The inspection history shows repeated high-severity findings well before the March closure. In September 2024, inspectors documented seven high-severity violations and two intermediate violations. Six weeks later, in October 2024, a follow-up visit still found six high-severity violations and one intermediate violation. Another October 2024 inspection found two high-severity violations. By September 2025, inspectors were back again with three high-severity violations and two intermediate violations.

That is five inspection visits between September 2024 and September 2025 that each produced multiple high-severity findings.

The Longer Record

A facility with 23 inspections on record is not a new operation still working out early compliance problems.

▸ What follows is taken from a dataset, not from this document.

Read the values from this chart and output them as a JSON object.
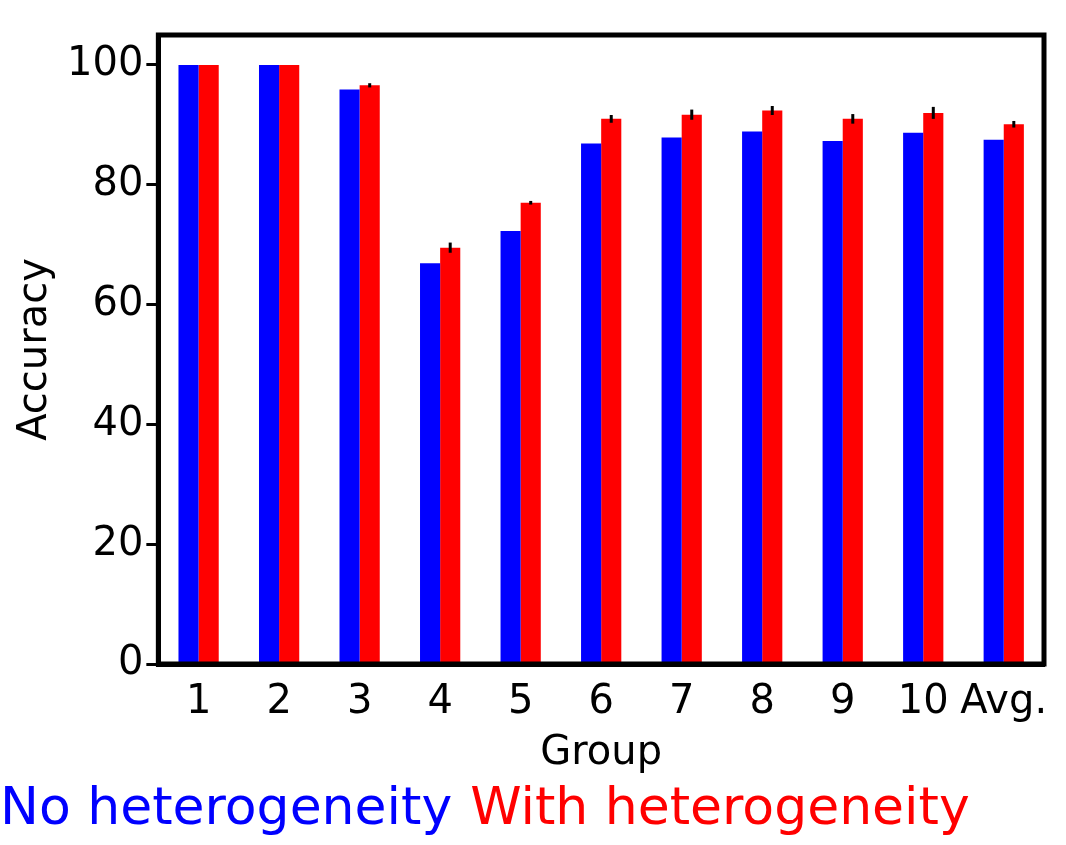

It is a permanent food service establishment with a documented inspection history long enough to show whether violations are isolated incidents or a recurring pattern.

At Kelly's Crickets, the record shows recurring high-severity violations across multiple years and multiple inspection cycles. The two emergency closures are the most visible data points, but the inspection visits between them tell the same story. High-severity violations appeared in March 2024, September 2024, October 2024, September 2025, and March 2026.

The March 2 closure was resolved the same day, at least on paper. The follow-up inspection that cleared the restaurant for reopening still found one high-severity violation remaining when inspectors returned hours after the closure order.

The May 2026 inspection, the most recent data on record, found one high-severity violation and two intermediate violations. Whether those findings have since been addressed is not reflected in the available data.